Le proche de la personne malade dans l’univers des soins PDF

Conduite par le professeur Philip Zimbardo, elle est connue aujourd’hui sous le nom d’expérience de Stanford. L’objectif consistait à comprendre comment et pourquoi les situations arrivaient à se dégrader dans les prisons militaires. Trois cellules contenant chacune trois détenus avaient été aménagées dans le sous-sol du bâtiment de psychologie, où les gardiens, divisés en équipes de trois, devaient se relayer toutes les huit heures. Les chercheurs leur avaient déniché des uniformes le proche de la personne malade dans l’univers des soins PDF dans un surplus de l’armée, ainsi que des lunettes de soleil à verres réfléchissants, destinées à éviter le contact visuel avec les étudiants-prisonniers.
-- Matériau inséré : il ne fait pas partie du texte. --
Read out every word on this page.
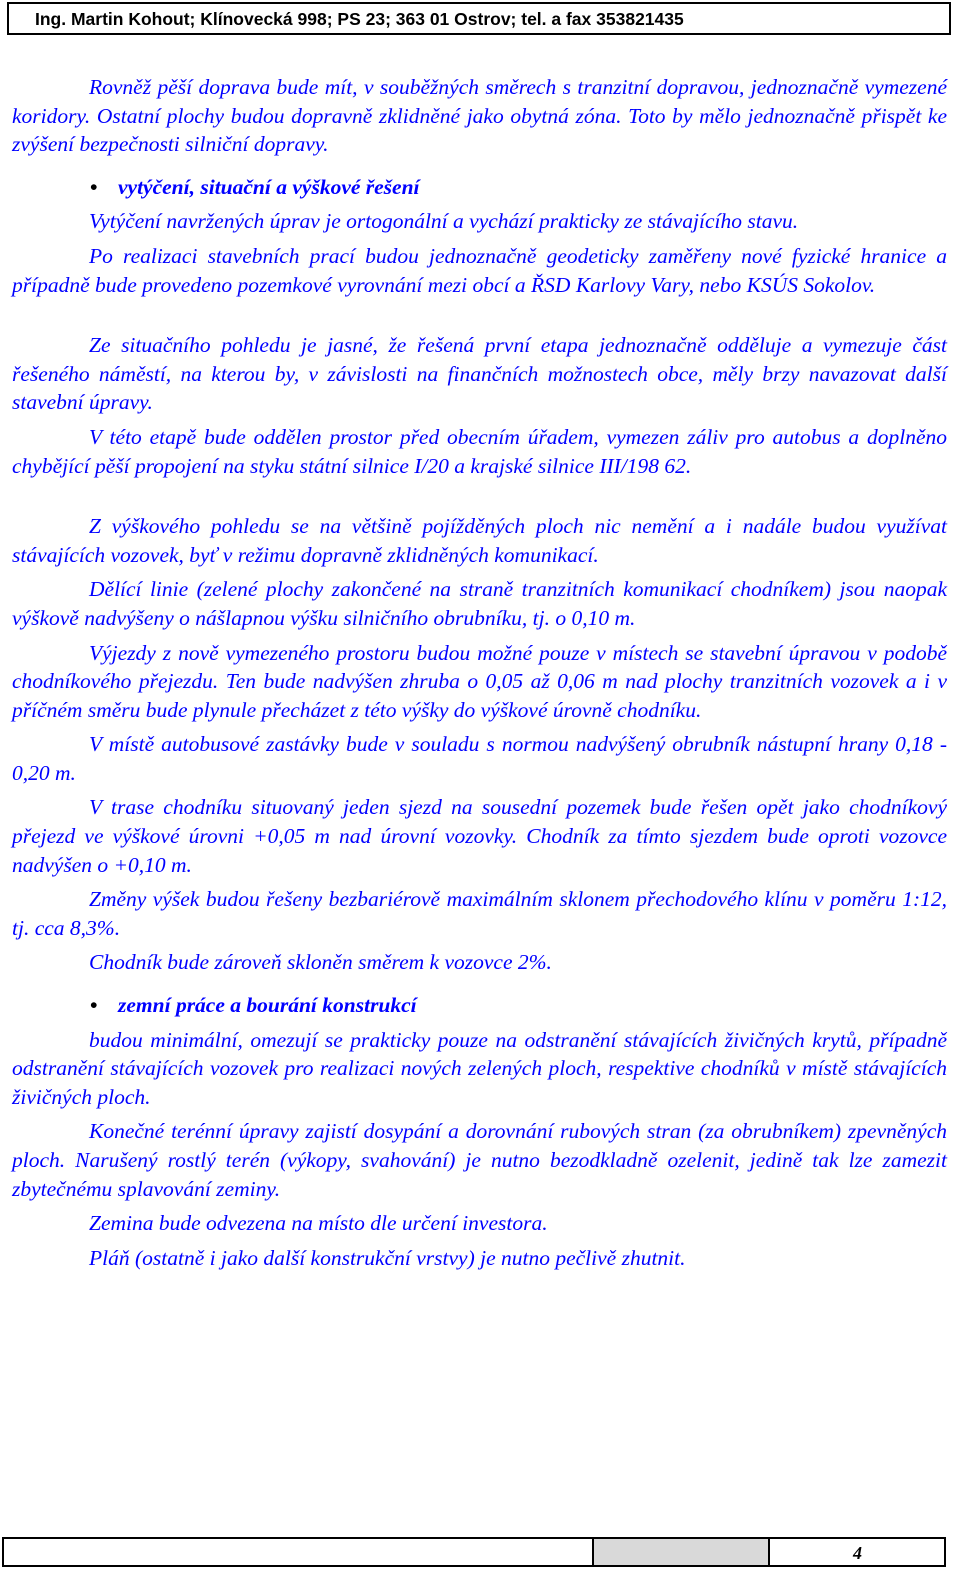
Ing. Martin Kohout; Klínovecká 998; PS 23; 363 01 Ostrov; tel. a fax 353821435

Rovněž pěší doprava bude mít, v souběžných směrech s tranzitní dopravou, jednoznačně vymezené koridory. Ostatní plochy budou dopravně zklidněné jako obytná zóna. Toto by mělo jednoznačně přispět ke zvýšení bezpečnosti silniční dopravy.

• vytýčení, situační a výškové řešení

Vytýčení navržených úprav je ortogonální a vychází prakticky ze stávajícího stavu.

Po realizaci stavebních prací budou jednoznačně geodeticky zaměřeny nové fyzické hranice a případně bude provedeno pozemkové vyrovnání mezi obcí a ŘSD Karlovy Vary, nebo KSÚS Sokolov.

Ze situačního pohledu je jasné, že řešená první etapa jednoznačně odděluje a vymezuje část řešeného náměstí, na kterou by, v závislosti na finančních možnostech obce, měly brzy navazovat další stavební úpravy.

V této etapě bude oddělen prostor před obecním úřadem, vymezen záliv pro autobus a doplněno chybějící pěší propojení na styku státní silnice I/20 a krajské silnice III/198 62.

Z výškového pohledu se na většině pojížděných ploch nic nemění a i nadále budou využívat stávajících vozovek, byť v režimu dopravně zklidněných komunikací.

Dělící linie (zelené plochy zakončené na straně tranzitních komunikací chodníkem) jsou naopak výškově nadvýšeny o nášlapnou výšku silničního obrubníku, tj. o 0,10 m.

Výjezdy z nově vymezeného prostoru budou možné pouze v místech se stavební úpravou v podobě chodníkového přejezdu. Ten bude nadvýšen zhruba o 0,05 až 0,06 m nad plochy tranzitních vozovek a i v příčném směru bude plynule přecházet z této výšky do výškové úrovně chodníku.

V místě autobusové zastávky bude v souladu s normou nadvýšený obrubník nástupní hrany 0,18 - 0,20 m.

V trase chodníku situovaný jeden sjezd na sousední pozemek bude řešen opět jako chodníkový přejezd ve výškové úrovni +0,05 m nad úrovní vozovky. Chodník za tímto sjezdem bude oproti vozovce nadvýšen o +0,10 m.

Změny výšek budou řešeny bezbariérově maximálním sklonem přechodového klínu v poměru 1:12, tj. cca 8,3%.

Chodník bude zároveň skloněn směrem k vozovce 2%.

• zemní práce a bourání konstrukcí

budou minimální, omezují se prakticky pouze na odstranění stávajících živičných krytů, případně odstranění stávajících vozovek pro realizaci nových zelených ploch, respektive chodníků v místě stávajících živičných ploch.

Konečné terénní úpravy zajistí dosypání a dorovnání rubových stran (za obrubníkem) zpevněných ploch. Narušený rostlý terén (výkopy, svahování) je nutno bezodkladně ozelenit, jedině tak lze zamezit zbytečnému splavování zeminy.

Zemina bude odvezena na místo dle určení investora.

Pláň (ostatně i jako další konstrukční vrstvy) je nutno pečlivě zhutnit.

4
« Nous savons mieux aujourd’hui que le combat mené contre la maladie n’est véritablement possible qu’ensemble, partagé, vécu dans la proximité de relations justes et fortes. Ce savoir peut être compris comme une conquête, pour beaucoup assumée par les  »proches » de la personne malade. Au moment où l’éthique du care diffuse une nouvelle sensibilité dans le champ des applications politiques de la sollicitude et des solidarités, la réflexion portant sur la proximologie apporte des éléments de compréhension et des propositions d’action à bien des égards significatifs et donc utiles au bien commun. Le livre que Hugues Joublin a tiré de son travail universitaire analyse et réaffirme le lien entre la personne malade et son aidant, conduisant à une réflexion sur l’universalité du lien à autrui. Il constitue un apport significatif à l’élaboration d’une recherche en éthique portant sur les conditions du soin, et à la compréhension de la personne malade reconnue dans des droits propres et ses choix de vie en société. La position des proches et leur fonction spécifique auprès de la personne malade et dans la cité, constituent un enjeu déterminant qu’il conviendra d’intégrer aux choix de santé publique dans les prochaines années. Cet ouvrage permet de bénéficier des données les plus pertinentes pour contribuer aux réflexions, aux décisions et donc aux évolutions qui s’imposent désormais dans ce domaine encore trop négligé par les décideurs politiques. » Emmanuel Hirsch

Chaque étudiant avait donc subi l’arrestation, la prise des empreintes digitales et des fameuses photos de face et de profil, avant d’être conduit  en prison . Pourtant, il ne se passa rien de spécial la première journée. Ils se sentaient gauches dans leurs uniformes. On est au matin du deuxième jour et tout va basculer.

Au moment de la relève, les prisonniers retirent le bas qu’ils avaient sur la tête, arrachent leur numéro et se barricadent dans leurs cellules en mettant leurs matelas contre la porte. Les trois gardiens du matin appellent en renfort les trois gardiens de l’après-midi, qui viennent, tandis que les trois gardiens de nuit restent. Tullius Détritus, le méchant de l’album d’Astérix La Zizanie paru juste un an avant l’expérience de Stanford, n’aurait pas renié la stratégie adoptée par les gardes. Ceux-ci vont diviser les prisonniers en deux camps, les  bons , choyés, bien nourris, et les  mauvais , brimés, afin de créer des clans et de briser leur solidarité.

This entry was posted in Sciences humaines. Bookmark the permalink.